I am having trouble passing a pointer array to a function. I will post a simple example that still doesn't work for me. Could you please tell me what I am doing wrong?
#include <stdio.h>
#include <stdlib.h>
int transformare(int *v[1])
{
*v[1] = 10;
return 0;
}
int main()
{
int v[1];
printf("n = ");
scanf("%d", &v[1]);
transformare(&v);
printf("%d", v[1]);
return 0;
}
You have two problems:
Array indexes are zero-based. That is, an array of N elements have indexes from 0 to N - 1 (inclusive)
The declaration int *v[1] declares v as an array of one pointer to int, not as a pointer to an array of one int. That would be int (*v)[1]. Which is also the type of &v from the main function.

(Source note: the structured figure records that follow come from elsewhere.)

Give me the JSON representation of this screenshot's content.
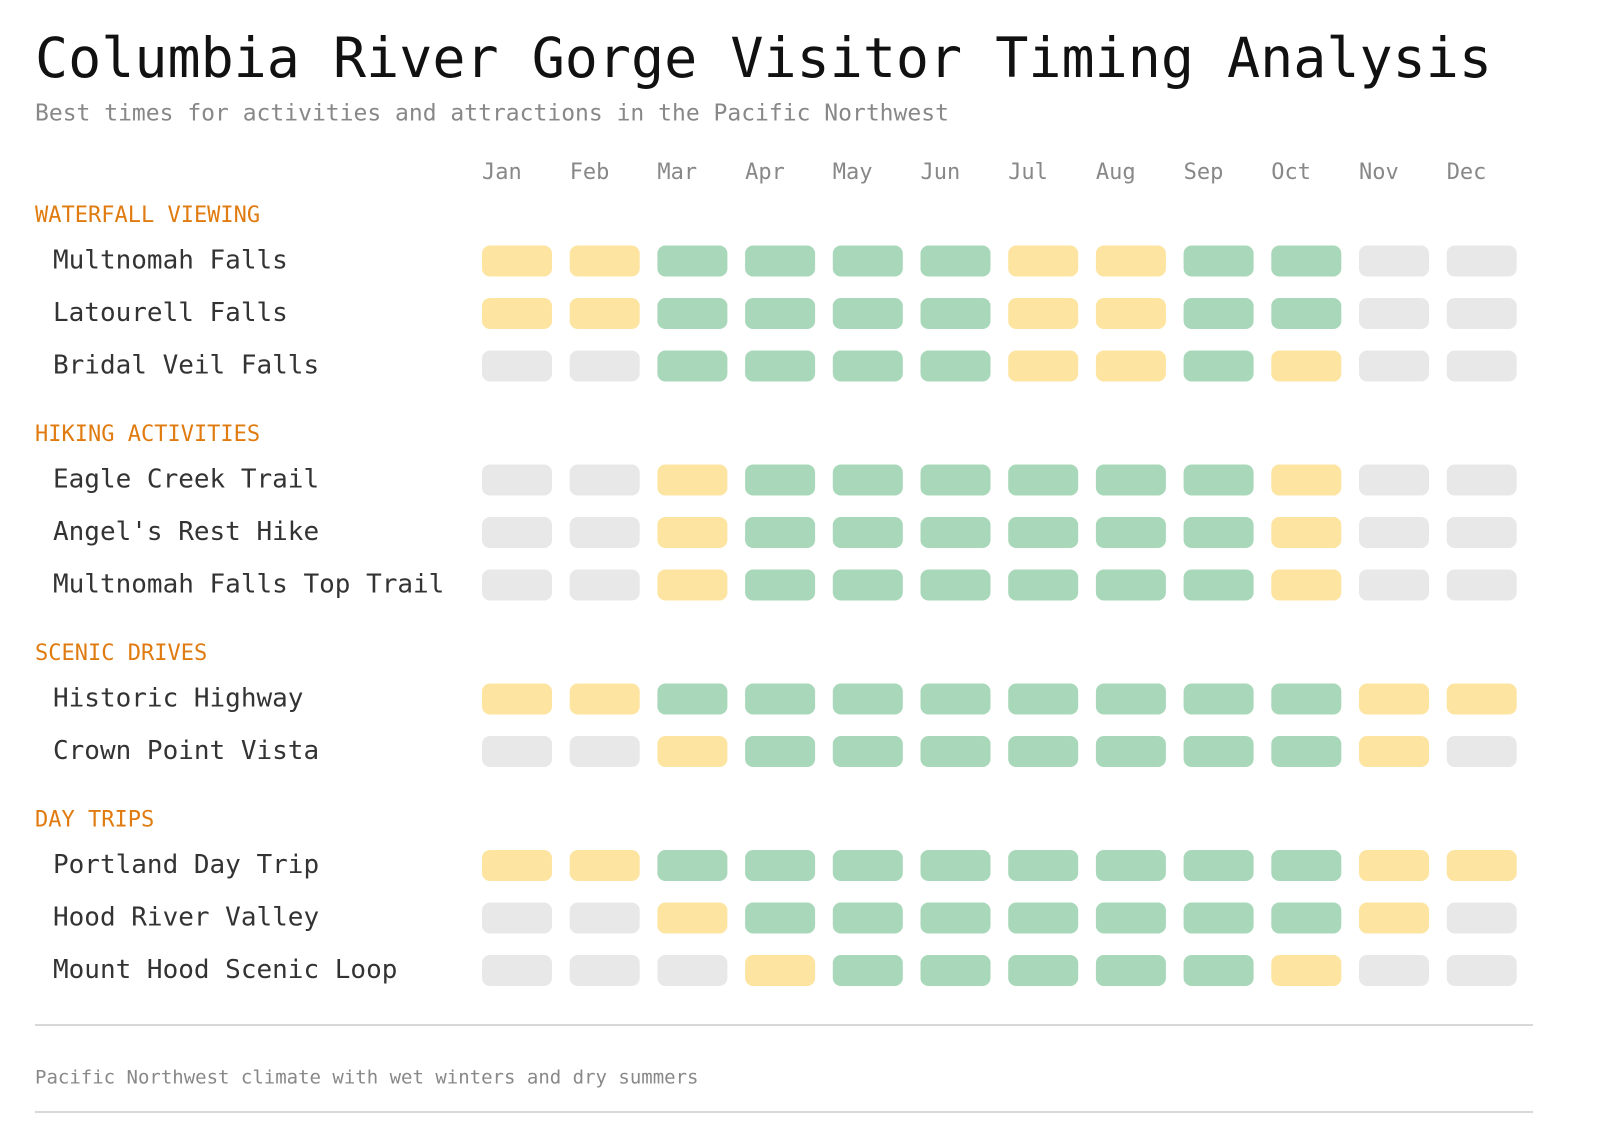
{
  "header": {
    "title": "Columbia River Gorge Visitor Timing Analysis",
    "subtitle": "Best times for activities and attractions in the Pacific Northwest"
  },
  "months": [
    "Jan",
    "Feb",
    "Mar",
    "Apr",
    "May",
    "Jun",
    "Jul",
    "Aug",
    "Sep",
    "Oct",
    "Nov",
    "Dec"
  ],
  "palette": [
    "#e8e8e8",
    "#fde4a0",
    "#a8d8b9"
  ],
  "sections": [
    {
      "title": "WATERFALL VIEWING",
      "rows": [
        {
          "label": "Multnomah Falls",
          "cells": [
            1,
            1,
            2,
            2,
            2,
            2,
            1,
            1,
            2,
            2,
            0,
            0
          ]
        },
        {
          "label": "Latourell Falls",
          "cells": [
            1,
            1,
            2,
            2,
            2,
            2,
            1,
            1,
            2,
            2,
            0,
            0
          ]
        },
        {
          "label": "Bridal Veil Falls",
          "cells": [
            0,
            0,
            2,
            2,
            2,
            2,
            1,
            1,
            2,
            1,
            0,
            0
          ]
        }
      ]
    },
    {
      "title": "HIKING ACTIVITIES",
      "rows": [
        {
          "label": "Eagle Creek Trail",
          "cells": [
            0,
            0,
            1,
            2,
            2,
            2,
            2,
            2,
            2,
            1,
            0,
            0
          ]
        },
        {
          "label": "Angel's Rest Hike",
          "cells": [
            0,
            0,
            1,
            2,
            2,
            2,
            2,
            2,
            2,
            1,
            0,
            0
          ]
        },
        {
          "label": "Multnomah Falls Top Trail",
          "cells": [
            0,
            0,
            1,
            2,
            2,
            2,
            2,
            2,
            2,
            1,
            0,
            0
          ]
        }
      ]
    },
    {
      "title": "SCENIC DRIVES",
      "rows": [
        {
          "label": "Historic Highway",
          "cells": [
            1,
            1,
            2,
            2,
            2,
            2,
            2,
            2,
            2,
            2,
            1,
            1
          ]
        },
        {
          "label": "Crown Point Vista",
          "cells": [
            0,
            0,
            1,
            2,
            2,
            2,
            2,
            2,
            2,
            2,
            1,
            0
          ]
        }
      ]
    },
    {
      "title": "DAY TRIPS",
      "rows": [
        {
          "label": "Portland Day Trip",
          "cells": [
            1,
            1,
            2,
            2,
            2,
            2,
            2,
            2,
            2,
            2,
            1,
            1
          ]
        },
        {
          "label": "Hood River Valley",
          "cells": [
            0,
            0,
            1,
            2,
            2,
            2,
            2,
            2,
            2,
            2,
            1,
            0
          ]
        },
        {
          "label": "Mount Hood Scenic Loop",
          "cells": [
            0,
            0,
            0,
            1,
            2,
            2,
            2,
            2,
            2,
            1,
            0,
            0
          ]
        }
      ]
    }
  ],
  "footer": {
    "note": "Pacific Northwest climate with wet winters and dry summers"
  }
}
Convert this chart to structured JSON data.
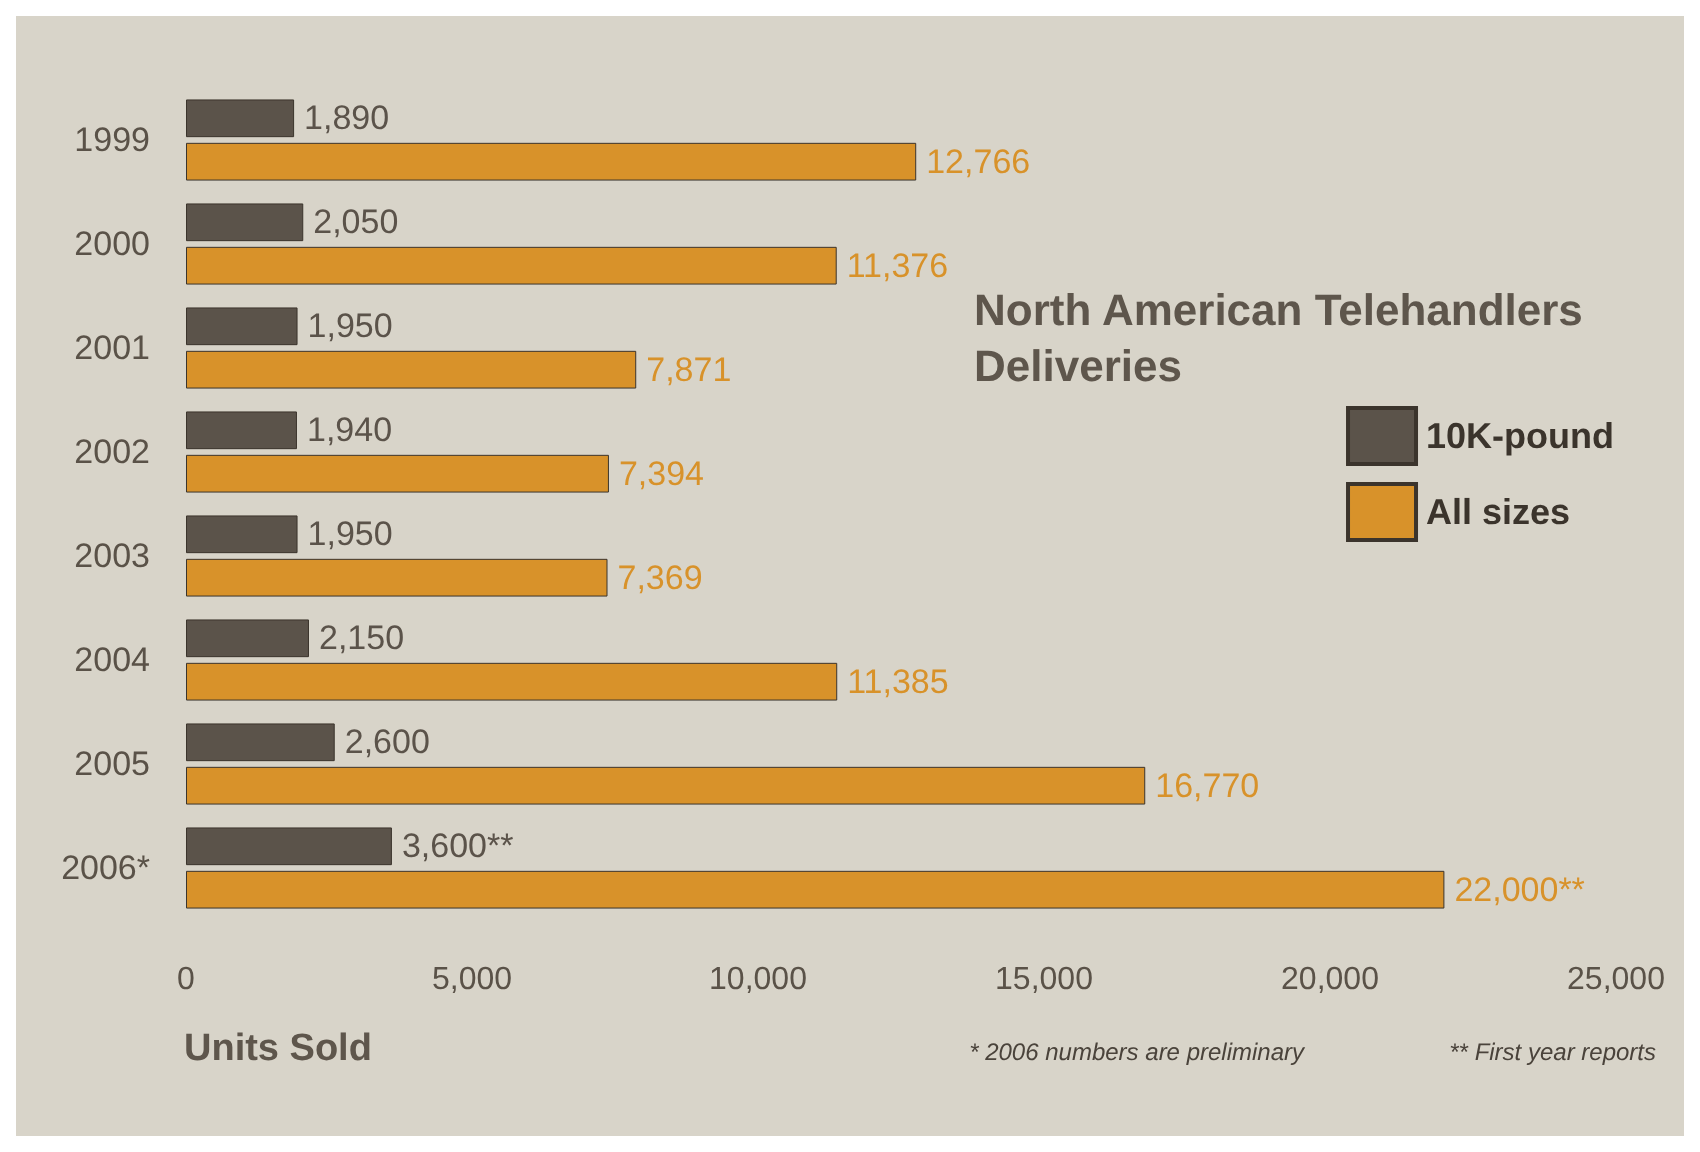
{
  "chart_data": {
    "type": "bar",
    "orientation": "horizontal",
    "title": "North American Telehandlers Deliveries",
    "xlabel": "Units Sold",
    "categories": [
      "1999",
      "2000",
      "2001",
      "2002",
      "2003",
      "2004",
      "2005",
      "2006*"
    ],
    "series": [
      {
        "name": "10K-pound",
        "color": "#5b534a",
        "values": [
          1890,
          2050,
          1950,
          1940,
          1950,
          2150,
          2600,
          3600
        ],
        "value_labels": [
          "1,890",
          "2,050",
          "1,950",
          "1,940",
          "1,950",
          "2,150",
          "2,600",
          "3,600**"
        ]
      },
      {
        "name": "All sizes",
        "color": "#d8922a",
        "values": [
          12766,
          11376,
          7871,
          7394,
          7369,
          11385,
          16770,
          22000
        ],
        "value_labels": [
          "12,766",
          "11,376",
          "7,871",
          "7,394",
          "7,369",
          "11,385",
          "16,770",
          "22,000**"
        ]
      }
    ],
    "xlim": [
      0,
      25000
    ],
    "xticks": [
      0,
      {
        "value": 5000,
        "label": "5,000"
      },
      {
        "value": 10000,
        "label": "10,000"
      },
      {
        "value": 15000,
        "label": "15,000"
      },
      {
        "value": 20000,
        "label": "20,000"
      },
      {
        "value": 25000,
        "label": "25,000"
      }
    ],
    "grid": false,
    "legend": "right",
    "annotations": [
      "* 2006 numbers are preliminary",
      "** First year reports"
    ]
  }
}
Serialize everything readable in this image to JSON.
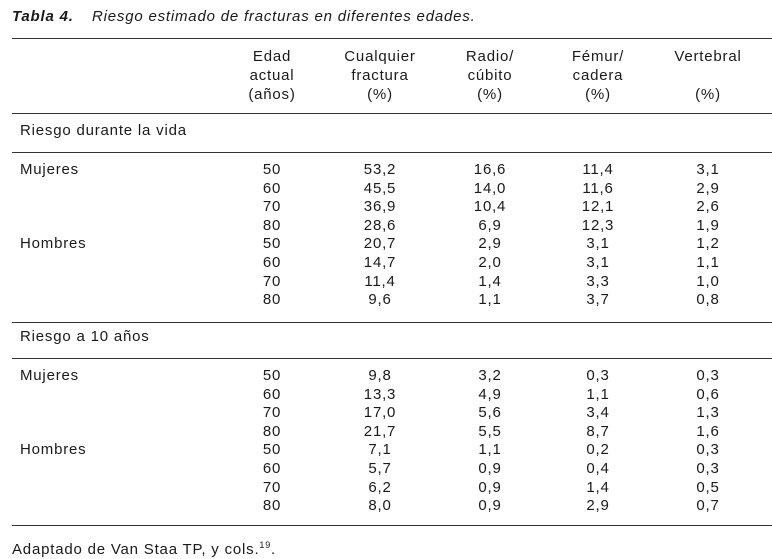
{
  "caption": {
    "label": "Tabla 4.",
    "title": "Riesgo estimado de fracturas en diferentes edades."
  },
  "table": {
    "headers": [
      [
        "Edad",
        "actual",
        "(años)"
      ],
      [
        "Cualquier",
        "fractura",
        "(%)"
      ],
      [
        "Radio/",
        "cúbito",
        "(%)"
      ],
      [
        "Fémur/",
        "cadera",
        "(%)"
      ],
      [
        "Vertebral",
        "(%)"
      ]
    ],
    "sections": [
      {
        "title": "Riesgo durante la vida",
        "groups": [
          {
            "label": "Mujeres",
            "rows": [
              [
                "50",
                "53,2",
                "16,6",
                "11,4",
                "3,1"
              ],
              [
                "60",
                "45,5",
                "14,0",
                "11,6",
                "2,9"
              ],
              [
                "70",
                "36,9",
                "10,4",
                "12,1",
                "2,6"
              ],
              [
                "80",
                "28,6",
                "6,9",
                "12,3",
                "1,9"
              ]
            ]
          },
          {
            "label": "Hombres",
            "rows": [
              [
                "50",
                "20,7",
                "2,9",
                "3,1",
                "1,2"
              ],
              [
                "60",
                "14,7",
                "2,0",
                "3,1",
                "1,1"
              ],
              [
                "70",
                "11,4",
                "1,4",
                "3,3",
                "1,0"
              ],
              [
                "80",
                "9,6",
                "1,1",
                "3,7",
                "0,8"
              ]
            ]
          }
        ]
      },
      {
        "title": "Riesgo a 10 años",
        "groups": [
          {
            "label": "Mujeres",
            "rows": [
              [
                "50",
                "9,8",
                "3,2",
                "0,3",
                "0,3"
              ],
              [
                "60",
                "13,3",
                "4,9",
                "1,1",
                "0,6"
              ],
              [
                "70",
                "17,0",
                "5,6",
                "3,4",
                "1,3"
              ],
              [
                "80",
                "21,7",
                "5,5",
                "8,7",
                "1,6"
              ]
            ]
          },
          {
            "label": "Hombres",
            "rows": [
              [
                "50",
                "7,1",
                "1,1",
                "0,2",
                "0,3"
              ],
              [
                "60",
                "5,7",
                "0,9",
                "0,4",
                "0,3"
              ],
              [
                "70",
                "6,2",
                "0,9",
                "1,4",
                "0,5"
              ],
              [
                "80",
                "8,0",
                "0,9",
                "2,9",
                "0,7"
              ]
            ]
          }
        ]
      }
    ]
  },
  "footer": {
    "text": "Adaptado de Van Staa TP, y cols.",
    "ref": "19"
  }
}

The solution to the second problem (using the correct type) then leads to a third problem, as it means that *v[0] is incorrect due to operator precedence. You need to use parentheses here too, as in (*v)[0].
However the second (and the following third) problem is moot, since you don't need to pass arrays "by reference".
Arrays naturally decays to pointers to their first element. When using plain v when a pointer to int is expected, the compiler will automatically translate it as &v[0].
That means you could declare the function to simply take an int * as argument, and simply pass plain v as the argument.
First, please note that indizes are 0-based in C, i.e. the first (and - in your case only) element is v[0].
Concerning passing it, just define the parameter as pointer to int, i.e. int*. A variable of type int[1] will decay to a pointer to int when passed to a function (so there is no need to write transformare(&v), its transformare(v).
int transformare(int *v)
{
v[0] = 10;
return 0;
}
int main()
{
int v[1];
printf("n = ");
scanf("%d", &v[0]);
transformare(v);
printf("%d", v[0]);
return 0;
}